# How to calculate a simple Jaccard similarity coefficient for two populations?

I am new at this, so my apologies if I have overlooked what should be a simple answer and is already in the Forum… I have looked but cannot find whether there’s code to run just a simple Jaccard similarity coefficient between two populations:

S = a / (a + b + c)

where S = Jaccard similarity coefficient,
a = number of species in Sample A and Sample B (joint occurrences)
b = number of species in Sample B but not in Sample A
c = number of species in Sample A but not in Sample B

I understand and know of the Jaccard’s plot possible in Emperor plots, but I want something far more basic when I’m comparing only two populations (or species, or samples, or whatever).

Also, just a simple calculation of Shannon’s H for each sample/population? Is that possible?

Thank you for your time!

Best regards, Brian

Totally possible! Check out `qiime diversity beta` for jaccard distance and `qiime diversity alpha` for shannon.

Best,
Justine

1 Like

Okay, so I tried the following:

qiime diversity alpha --i-table bacteria-table.qza --p-metric shannon --o-alpha-diversity shannon_table

where bacteria-table.qza is my filtered table (removed eukaryotes, archaeans, and bacteria identified only to the Domain level), this should be analogous to the table.qza from the Moving Pictures tutorial.

I did generate shannon_table.qza, but I am unsure of the commands necessary to visualize the results! I know this should be easy, but I just cannot seem to get the correct syntax…

Also, is there a way to integrate my metadata file so that I can see the two groups?

Any help with the visualization is appreciated! Thank you!

Best regards, Brian

Hey there @l.brian.patrick!

Have you seen the `alpha-group-significance` visualizer?

https://docs.qiime2.org/2019.10/plugins/available/diversity/alpha-group-significance/

The command I shared above requires metadata, so you should be all set!

2 Likes

That worked brilliantly! Thank you so very much!

1 Like

Okay, one last question (I think)-- is there a way to integrate sampling depth into these analyses? As I currently have the arguments structured, they are using a table.qza (specifically bacteria-table.qza, as specified in my earlier post) that hasn’t accounted for sampling depth. Thus, it appears that all of my samples are included in the analyses.

For Shannon’s I ran the following:

qiime diversity alpha --i-table bacteria-table.qza --p-metric shannon --o-alpha-diversity shannon_table

qiime diversity alpha-group-significance --i-alpha-diversity shannon_table.qza --m-metadata-file mdat.tsv --o-visualization shannon_table.qzv

For Jaccard’s similarity I ran the following:

qiime diversity beta --i-table bacteria-table.qza --p-metric jaccard --o-distance-matrix jaccard_table

qiime diversity beta-group-significance --i-distance-matrix jaccard_table.qza --m-metadata-file mdat.tsv --m-metadata-column State --o-visualization jaccard_table.qzv

where State is the categorical variable chosen from the metadata file.

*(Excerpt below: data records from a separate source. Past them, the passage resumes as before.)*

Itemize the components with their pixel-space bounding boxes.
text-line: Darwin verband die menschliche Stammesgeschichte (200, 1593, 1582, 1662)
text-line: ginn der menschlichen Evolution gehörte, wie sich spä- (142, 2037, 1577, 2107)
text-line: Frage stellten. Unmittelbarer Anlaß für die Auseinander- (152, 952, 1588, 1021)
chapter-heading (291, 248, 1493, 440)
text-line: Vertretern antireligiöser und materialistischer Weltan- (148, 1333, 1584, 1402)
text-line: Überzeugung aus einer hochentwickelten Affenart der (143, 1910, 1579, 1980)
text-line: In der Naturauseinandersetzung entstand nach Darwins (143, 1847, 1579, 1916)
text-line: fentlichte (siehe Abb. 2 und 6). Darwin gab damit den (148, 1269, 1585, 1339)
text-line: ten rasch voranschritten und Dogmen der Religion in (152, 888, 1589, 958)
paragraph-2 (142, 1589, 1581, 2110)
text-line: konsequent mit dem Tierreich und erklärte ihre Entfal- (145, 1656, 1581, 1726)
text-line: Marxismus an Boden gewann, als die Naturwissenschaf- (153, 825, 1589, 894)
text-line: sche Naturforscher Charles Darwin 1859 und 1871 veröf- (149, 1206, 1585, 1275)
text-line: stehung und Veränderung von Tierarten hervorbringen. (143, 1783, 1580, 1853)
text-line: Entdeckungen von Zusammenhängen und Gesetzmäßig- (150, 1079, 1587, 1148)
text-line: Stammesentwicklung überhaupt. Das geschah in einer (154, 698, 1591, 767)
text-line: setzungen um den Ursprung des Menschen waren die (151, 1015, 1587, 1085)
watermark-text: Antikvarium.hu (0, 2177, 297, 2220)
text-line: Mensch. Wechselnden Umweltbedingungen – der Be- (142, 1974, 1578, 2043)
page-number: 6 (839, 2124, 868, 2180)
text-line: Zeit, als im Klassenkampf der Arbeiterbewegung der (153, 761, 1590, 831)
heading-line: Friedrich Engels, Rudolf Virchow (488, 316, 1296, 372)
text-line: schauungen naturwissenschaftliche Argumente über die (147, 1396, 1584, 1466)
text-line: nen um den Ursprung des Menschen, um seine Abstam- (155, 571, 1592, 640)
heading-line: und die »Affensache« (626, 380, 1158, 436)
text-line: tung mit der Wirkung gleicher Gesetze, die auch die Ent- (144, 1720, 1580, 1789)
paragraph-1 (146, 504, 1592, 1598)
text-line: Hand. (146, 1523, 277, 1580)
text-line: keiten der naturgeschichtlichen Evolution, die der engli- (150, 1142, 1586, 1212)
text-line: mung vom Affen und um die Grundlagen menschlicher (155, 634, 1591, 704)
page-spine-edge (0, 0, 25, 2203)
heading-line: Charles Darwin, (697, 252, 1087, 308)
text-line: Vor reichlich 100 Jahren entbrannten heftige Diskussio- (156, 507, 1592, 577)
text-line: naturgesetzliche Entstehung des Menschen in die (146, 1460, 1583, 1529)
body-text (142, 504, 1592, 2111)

I do run the following command to get some core metrics:

qiime diversity core-metrics-phylogenetic --i-phylogeny rooted-tree.qza --i-table bacteria-table.qza --p-sampling-depth #### --m-metadata-file mdat.tsv --output-dir core-metrics-results

where #### is determined using rarefaction.

Is there an output to the above core-metrics that I could use that would allow me to only use samples at or above the specified sampling depth?

I did find this article in the Forum, so I do have the basics of including the phylogeny into the Shannon’s and Jaccard, if that is the way to go:

Thank you so very much for your help and I appreciate your time helping the noob figure out some of these specifics!

Best regards, Brian

Wait, when I ran the qiime diversity core-metrics-phylogenetics and created the output directory I just noticed that there’s a shannon_vector.qza and a jaccard_distance_matrix.qza within that directory. Are these based off of the sampling depth I set in that same command??? If so, then I have answered my own question???

Pretty sure my face should be pretty red with embarrassment at the moment…

Best regards, Brian

2 Likes

Yep! Those are based off the sampling depth you set there.

Best,
Justine

This topic was automatically closed 31 days after the last reply. New replies are no longer allowed.